BackreferencesLookahead/LookbehindAdvanced Features

# Refer to previously captured groups with \1, \2, etc.
rg -P "(\w+)\s+\1"       # Finds repeated words like "the the"

# Named backreferences
rg -P "(?P<word>\w+)\s+\k<word>"  # Same with named groups

# Positive lookahead (?=...)
rg -P "error(?=:)"       # Matches "error" only if followed by ":"

# Negative lookahead (?!...)
rg -P "test(?!ing)"      # Matches "test" but not "testing"

# Positive lookbehind (?<=...)
rg -P "(?<=@)\w+"        # Matches username after "@" in email

# Negative lookbehind (?<!...)
rg -P "(?<!un)happy"     # Matches "happy" but not "unhappy"

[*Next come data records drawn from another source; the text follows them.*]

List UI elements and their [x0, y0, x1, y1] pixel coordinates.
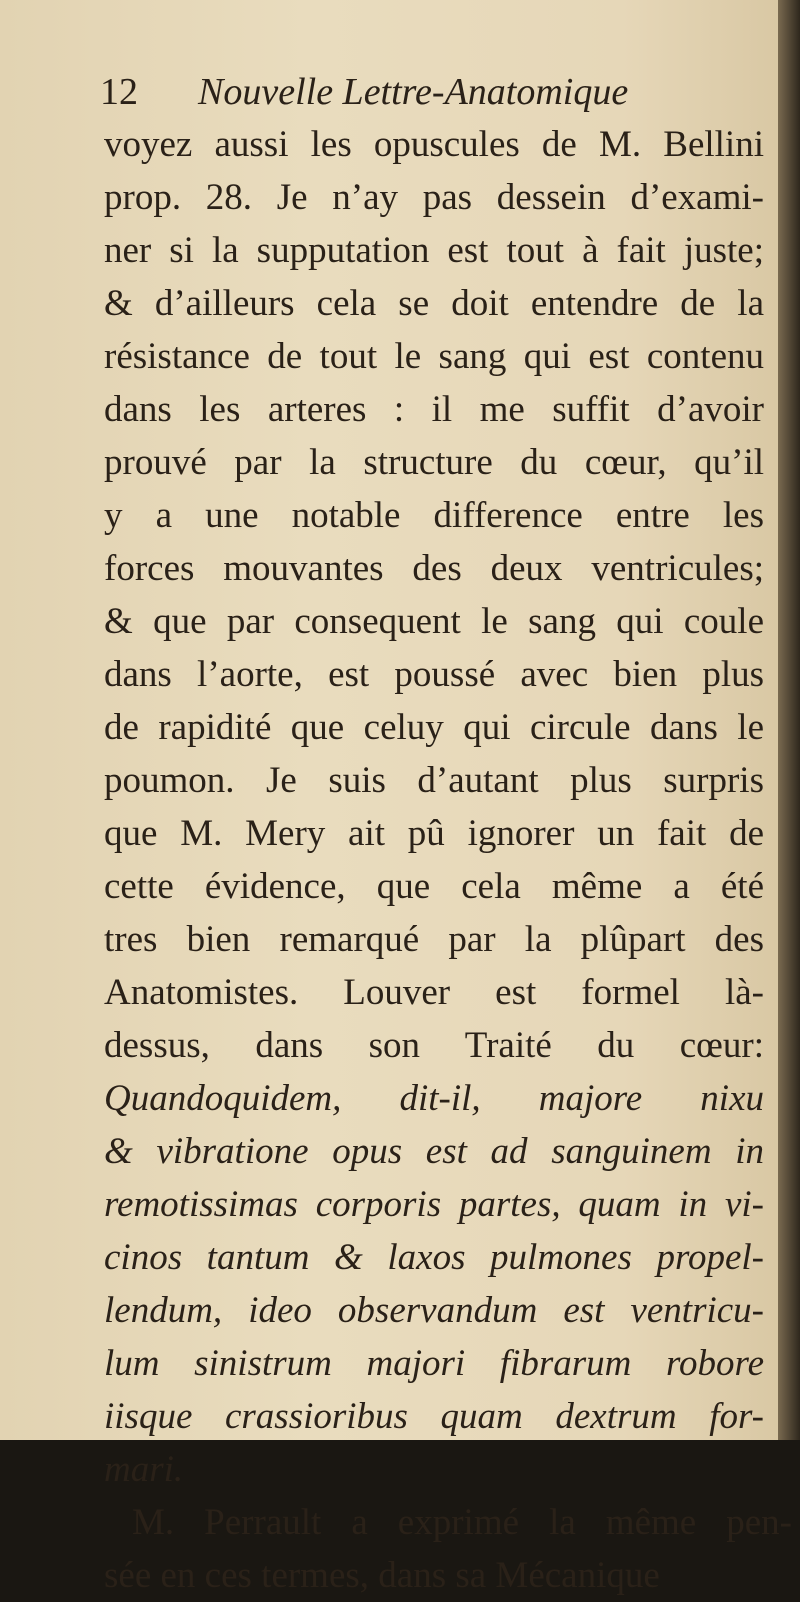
text-line: & vibratione opus est ad sanguinem in	[104, 1131, 764, 1172]
text-line: forces mouvantes des deux ventricules;	[104, 548, 764, 589]
text-line: lendum, ideo observandum est ventricu-	[104, 1290, 764, 1331]
text-line: & que par consequent le sang qui coule	[104, 601, 764, 642]
page-header	[100, 66, 680, 118]
text-line: cinos tantum & laxos pulmones propel-	[104, 1237, 764, 1278]
text-line: tres bien remarqué par la plûpart des	[104, 919, 764, 960]
text-line: dans les arteres : il me suffit d’avoir	[104, 389, 764, 430]
text-line: remotissimas corporis partes, quam in vi-	[104, 1184, 764, 1225]
page-edge	[778, 0, 800, 1440]
text-line: voyez aussi les opuscules de M. Bellini	[104, 124, 764, 165]
text-line: résistance de tout le sang qui est contenu	[104, 336, 764, 377]
text-line: prouvé par la structure du cœur, qu’il	[104, 442, 764, 483]
text-line: Anatomistes. Louver est formel là-	[104, 972, 764, 1013]
text-line: cette évidence, que cela même a été	[104, 866, 764, 907]
text-line: de rapidité que celuy qui circule dans le	[104, 707, 764, 748]
text-line: prop. 28. Je n’ay pas dessein d’exami-	[104, 177, 764, 218]
text-line: lum sinistrum majori fibrarum robore	[104, 1343, 764, 1384]
text-line: & d’ailleurs cela se doit entendre de la	[104, 283, 764, 324]
text-line: ner si la supputation est tout à fait juste;	[104, 230, 764, 271]
page-number: 12	[100, 71, 138, 113]
text-line: mari.	[104, 1449, 184, 1490]
body-text	[104, 118, 792, 1602]
text-line: M. Perrault a exprimé la même pen-	[132, 1502, 792, 1543]
text-line: y a une notable difference entre les	[104, 495, 764, 536]
text-line: que M. Mery ait pû ignorer un fait de	[104, 813, 764, 854]
text-line: dans l’aorte, est poussé avec bien plus	[104, 654, 764, 695]
text-line: poumon. Je suis d’autant plus surpris	[104, 760, 764, 801]
text-line: iisque crassioribus quam dextrum for-	[104, 1396, 764, 1437]
text-line: sée en ces termes, dans sa Mécanique	[104, 1555, 660, 1596]
running-title: Nouvelle Lettre-Anatomique	[198, 71, 629, 113]
text-line: Quandoquidem, dit-il, majore nixu	[104, 1078, 764, 1119]
text-line: dessus, dans son Traité du cœur:	[104, 1025, 764, 1066]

# Possessive quantifiers (prevent backtracking)
rg -P "\d++\."           # More efficient matching with possessive +

# Atomic groups (?>...) - also prevent backtracking
rg -P "(?>error|warning):"   # No backtracking in group

Performance Tradeoffs

PCRE2 is more powerful but typically slower than the default engine
Use PCRE2 only when you need its specific features
The default engine is optimized for speed and handles most use cases

Default Engine Limitations¶

The default Rust regex engine provides excellent performance but does not support some advanced features:

Not supported in default engine: - Backreferences (\1, \2, etc.) - Lookahead and lookbehind assertions - Possessive quantifiers (*+, ++, etc.) - Atomic groups ((?>...))

If you need these features, use the PCRE2 engine with -P:

# This pattern requires PCRE2 for backreferences
rg -P "(\w+)\s+\1"

# This pattern requires PCRE2 for lookahead
rg -P "error(?=:)"

Troubleshooting Regex Patterns

If your regex pattern isn't working as expected and uses backreferences or lookahead/lookbehind, try adding the -P flag to enable PCRE2.

Multiline Patterns

For multiline pattern matching, ripgrep provides the -U flag. You can also use --multiline-dotall to make . match newlines in multiline mode. See the Advanced Patterns chapter for details.